Many older buildings on farms contain potentially hazardous asbestos material which can be dangerous to human health when removed or repairs to damaged buildings are required.
Farmers Weekly spoke to Jamie Perkins-Best, who has more than 20 years’ experience as an asbestos consultant and is a director at the Herefordshire-based Environmental Management Solutions, to find out the legalities of working with asbestos and how it should be removed and disposed of safely.
Do I need an asbestos survey for my farm? Are they expensive?
There is a legal duty to manage asbestos in all “non-domestic” properties.
This includes all farm buildings, with the exception of the house, which is not usually a requirement to be included.
The first step of managing asbestos is to locate and assess the condition of all asbestos materials on-site by having a survey. The basic survey is called a management survey.

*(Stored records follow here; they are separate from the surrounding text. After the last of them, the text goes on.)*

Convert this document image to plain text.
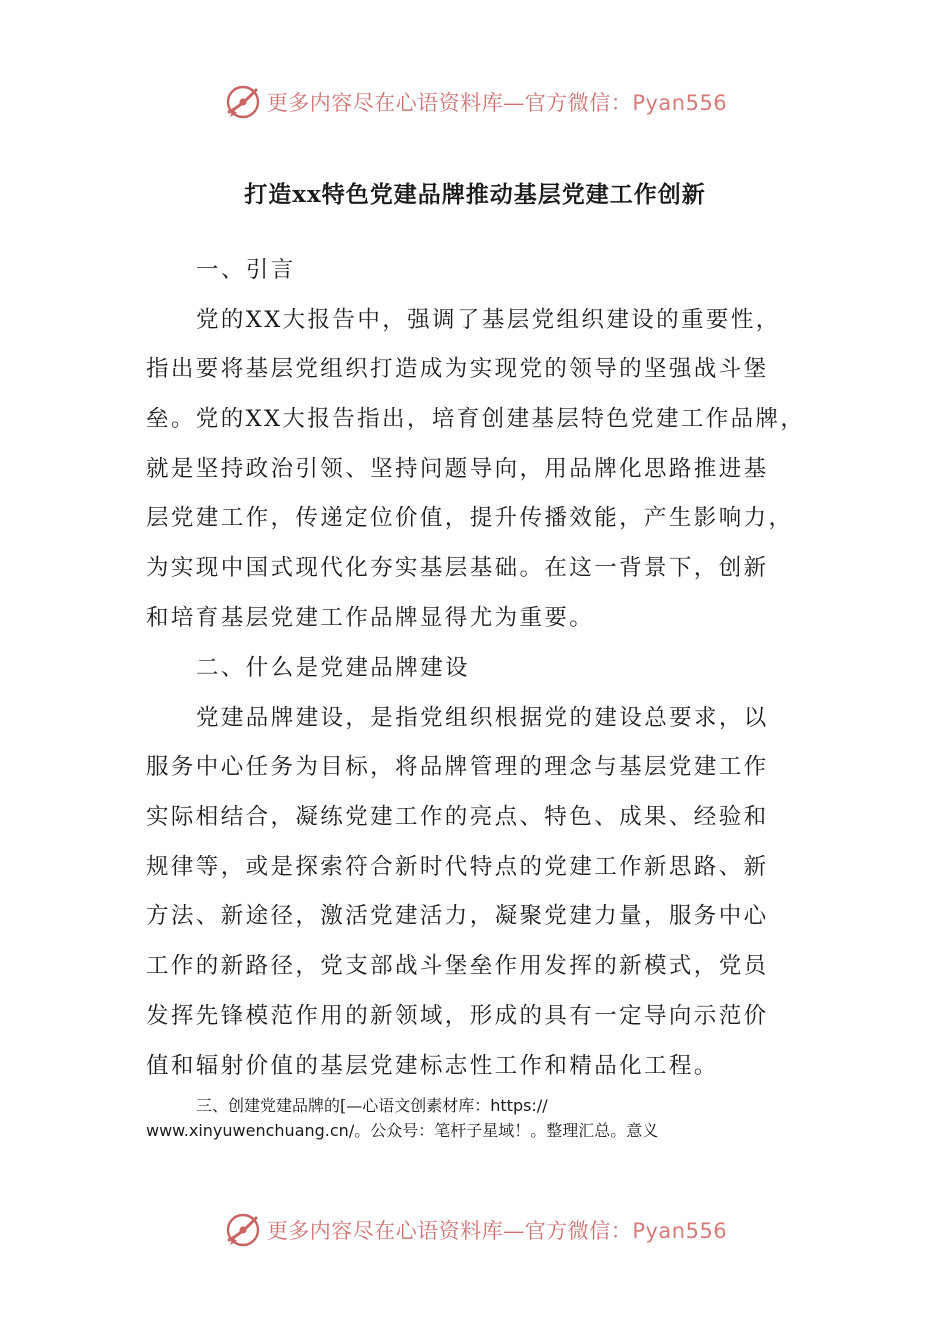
更多内容尽在心语资料库—官方微信：Pyan556
打造xx特色党建品牌推动基层党建工作创新
一、引言
党的XX大报告中，强调了基层党组织建设的重要性，
指出要将基层党组织打造成为实现党的领导的坚强战斗堡
垒。党的XX大报告指出，培育创建基层特色党建工作品牌，
就是坚持政治引领、坚持问题导向，用品牌化思路推进基
层党建工作，传递定位价值，提升传播效能，产生影响力，
为实现中国式现代化夯实基层基础。在这一背景下，创新
和培育基层党建工作品牌显得尤为重要。
二、什么是党建品牌建设
党建品牌建设，是指党组织根据党的建设总要求，以
服务中心任务为目标，将品牌管理的理念与基层党建工作
实际相结合，凝练党建工作的亮点、特色、成果、经验和
规律等，或是探索符合新时代特点的党建工作新思路、新
方法、新途径，激活党建活力，凝聚党建力量，服务中心
工作的新路径，党支部战斗堡垒作用发挥的新模式，党员
发挥先锋模范作用的新领域，形成的具有一定导向示范价
值和辐射价值的基层党建标志性工作和精品化工程。
三、创建党建品牌的[—心语文创素材库：https://
www.xinyuwenchuang.cn/。公众号：笔杆子星域！。整理汇总。意义
更多内容尽在心语资料库—官方微信：Pyan556
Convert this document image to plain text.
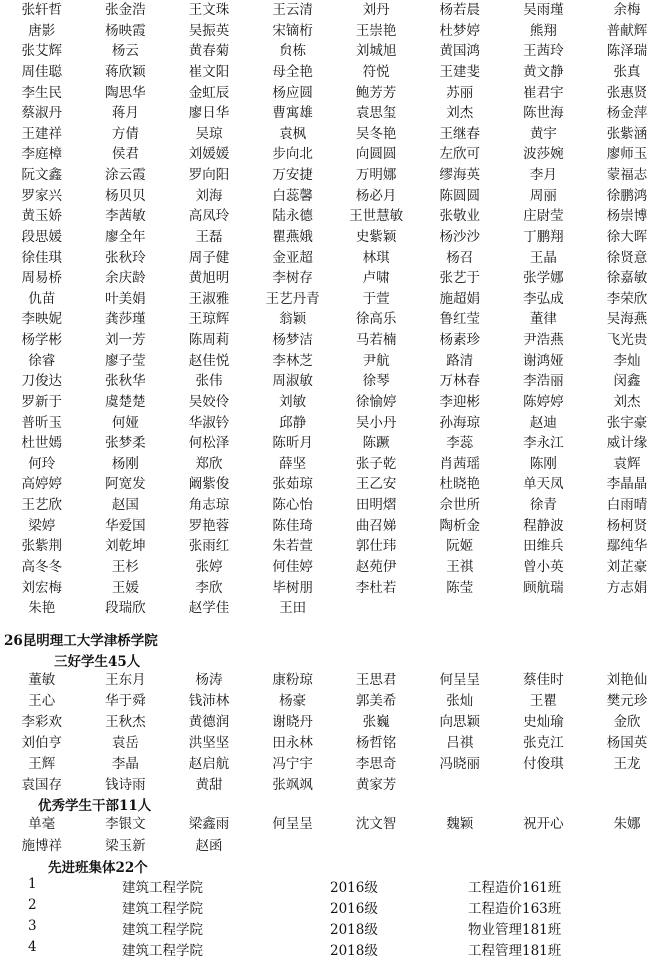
张轩哲	张金浩	王文珠	王云清	刘丹	杨若晨	吴雨瑾	余梅
唐影	杨映霞	吴振英	宋镝桁	王崇艳	杜梦婷	熊翔	普献辉
张艾辉	杨云	黄春菊	贠栋	刘城旭	黄国鸿	王茜玲	陈泽瑞
周佳聪	蒋欣颖	崔文阳	母全艳	符悦	王建斐	黄文静	张真
李生民	陶思华	金虹辰	杨应圆	鲍芳芳	苏丽	崔君宇	张惠贤
蔡淑丹	蒋月	廖日华	曹寓雄	袁思玺	刘杰	陈世海	杨金萍
王建祥	方倩	吴琼	袁枫	吴冬艳	王继春	黄宇	张紫涵
李庭樟	侯君	刘媛媛	步向北	向圆圆	左欣可	波莎婉	廖师玉
阮文鑫	涂云霞	罗向阳	万安捷	万明娜	缪海英	李月	蒙福志
罗家兴	杨贝贝	刘海	白蕊馨	杨必月	陈圆圆	周丽	徐鹏鸿
黄玉娇	李茜敏	高凤玲	陆永德	王世慧敏	张敬业	庄尉莹	杨崇博
段思媛	廖全年	王磊	瞿燕娥	史紫颖	杨沙沙	丁鹏翔	徐大晖
徐佳琪	张秋玲	周子健	金亚超	林琪	杨召	王晶	徐贤意
周易桥	余庆龄	黄旭明	李树存	卢啸	张艺于	张学娜	徐嘉敏
仇苗	叶美娟	王淑雅	王艺丹青	于萱	施超娟	李弘成	李荣欣
李映妮	龚莎瑾	王琼辉	翁颖	徐高乐	鲁红莹	董律	吴海燕
杨学彬	刘一芳	陈周莉	杨梦洁	马若楠	杨素珍	尹浩燕	飞光贵
徐睿	廖子莹	赵佳悦	李林芝	尹航	路清	谢鸿娅	李灿
刀俊达	张秋华	张伟	周淑敏	徐琴	万林春	李浩丽	闵鑫
罗新于	虞楚楚	吴姣伶	刘敏	徐愉婷	李迎彬	陈婷婷	刘杰
普昕玉	何娅	华淑钤	邱静	吴小丹	孙海琼	赵迪	张宇豪
杜世嫣	张梦柔	何松泽	陈昕月	陈蹶	李蕊	李永江	威计缘
何玲	杨刚	郑欣	薛坚	张子乾	肖茜瑶	陈刚	袁辉
高婷婷	阿宽发	阚紫俊	张茹琼	王乙安	杜晓艳	单天凤	李晶晶
王艺欣	赵国	角志琼	陈心怡	田明熠	佘世所	徐青	白雨晴
梁婷	华爱国	罗艳蓉	陈佳琦	曲召娣	陶析金	程静波	杨柯贤
张紫荆	刘乾坤	张雨红	朱若萱	郭仕玮	阮姬	田维兵	鄢纯华
高冬冬	王杉	张婷	何佳婷	赵苑伊	王祺	曾小英	刘芷豪
刘宏梅	王媛	李欣	毕树朋	李杜若	陈莹	顾航瑞	方志娟
朱艳	段瑞欣	赵学佳	王田
26昆明理工大学津桥学院
三好学生45人
董敏	王东月	杨涛	康粉琼	王思君	何呈呈	蔡佳时	刘艳仙
王心	华于舜	钱沛林	杨豪	郭美希	张灿	王瞿	樊元珍
李彩欢	王秋杰	黄德润	谢晓丹	张巍	向思颖	史灿瑜	金欣
刘伯亨	袁岳	洪坚坚	田永林	杨哲铭	吕祺	张克江	杨国英
王辉	李晶	赵启航	冯宁宇	李思奇	冯晓丽	付俊琪	王龙
袁国存	钱诗雨	黄甜	张飒飒	黄家芳
优秀学生干部11人
单毫	李银文	梁鑫雨	何呈呈	沈文智	魏颖	祝开心	朱娜
施博祥	梁玉新	赵函
先进班集体22个
1	建筑工程学院	2016级	工程造价161班
2	建筑工程学院	2016级	工程造价163班
3	建筑工程学院	2018级	物业管理181班
4	建筑工程学院	2018级	工程管理181班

You have to be a competent person to produce the survey and it is strongly recommended by the Health and Safety Executive (HSE) you use a surveying company that is UKAS (UK accreditation service) accredited.
The survey cost will vary depending on the number, size and age of buildings on your farm. Typical costs range from about £300 to £750.
A management plan is also required.
It can be a simple document detailing where asbestos is, how you will make sure all relevant people (staff and maintenance contractors) are aware and do not disturb the asbestos. It should also state how often you check the condition of the asbestos.
I need to demolish an old asbestos building on my farm. What must I do?
A demolition asbestos survey is a legal requirement prior to any demolition and this must be carried out by a competent person.
A demolition survey is more intrusive than a management survey and may break into areas of the structure that are not easily accessed during everyday use of the property.
Again, the HSE strongly recommends using a UKAS accredited company.
Do I need a licence or specialist training to work with asbestos?
Work with asbestos is classified into two categories: licensed and non-licensed. Asbestos-containing materials (ACM) are categorised by how easily they can release asbestos fibres when disturbed.
For example, work that normally requires a licensed asbestos contractor includes work with asbestos insulation board (AIB), asbestos lagging (usually found on pipes and in boiler rooms) and loose asbestos insulation (found in voids and loft spaces).
Examples of non-licensed asbestos materials, which must be dealt with by a competent person, include asbestos cement, asbestos roof tiles and asbestos textured coatings. In these materials the asbestos fibres are tightly bound in a matrix, and therefore the likelihood of their release is much less.
I have asked two employees to remove the structure. Could it be hazardous to their health and will I need to supply them with protective equipment? Do I need to make them aware of the risk?
Asbestos kills more than 5,000 people in the UK each year – so yes, it can be very hazardous to their health. Asbestos is the UK’s largest occupational killer.
Depending on the type of material, the employees may not be able to legally undertake the work, so it is important to ensure the material has been correctly classified. The survey will do this.
There are several legal health and safety requirements the employer must always comply with. They include the provision of suitable training, instruction and equipment and the correct personal protective equipment.
It is a legal requirement that any person that may disturb asbestos during the course of their work attends asbestos awareness training. They must also be able to demonstrate competency and this may involve further training, including the “work with non-licensed asbestos materials” course.
For the employer, it is important that all risks are assessed – not just asbestos – and that a written method statement and risk assessment is available on-site.
Consult HSE Asbestos Essentials for guidance on the correct steps.
The job is big. Should I employ a specialist contractor?
You have to be able to demonstrate competency. Obviously, removing a small section of roof or demolishing a small building is very different from tackling a large barn or shed area.
If the survey has shown the material can be removed as a “non-licensed” task, there is no legal requirement to employ a specialist. However, you need to have the necessary skills, equipment and experience to undertake the task safely.
I have a shed with asbestos-clad roofing. I noticed it got damaged in a recent storm. I don’t intend to remove the shed, but should I remove the damaged material?
Asbestos is safe to remain in situ if it is in good condition and in an area that is not easily disturbed.
However, if the material has become damaged, it is better to repair or remove it.
If the repair is to standard asbestos cement sheets, follow the “asbestos essentials” guidance on the HSE website. If you are unsure of the material, it should be tested first.
How do you spot dangerous ACM?
Advice given by the HSE states all asbestos is dangerous, so all material needs to be maintained and monitored.
The survey should assess the condition of the material and its location should also be considered (how easily it may become damaged or be disturbed).
Regular inspections (a minimum of every 12 months) should be undertaken to assess the condition of the material. If it has become damaged or its condition has deteriorated, action may be required.
How should I dispose of the asbestos materials? Will I need to pay to remove it?
Asbestos materials must be disposed of in a suitably licensed waste disposal facility and to transport asbestos you need to have a hazardous-waste transfer licence, which is issued by the Environment Agency.
It is important the correct paperwork is obtained and completed to show the correct transfer and disposal of the material. This is called a consignment note. It is recommended that a copy of this is filed with your management plan.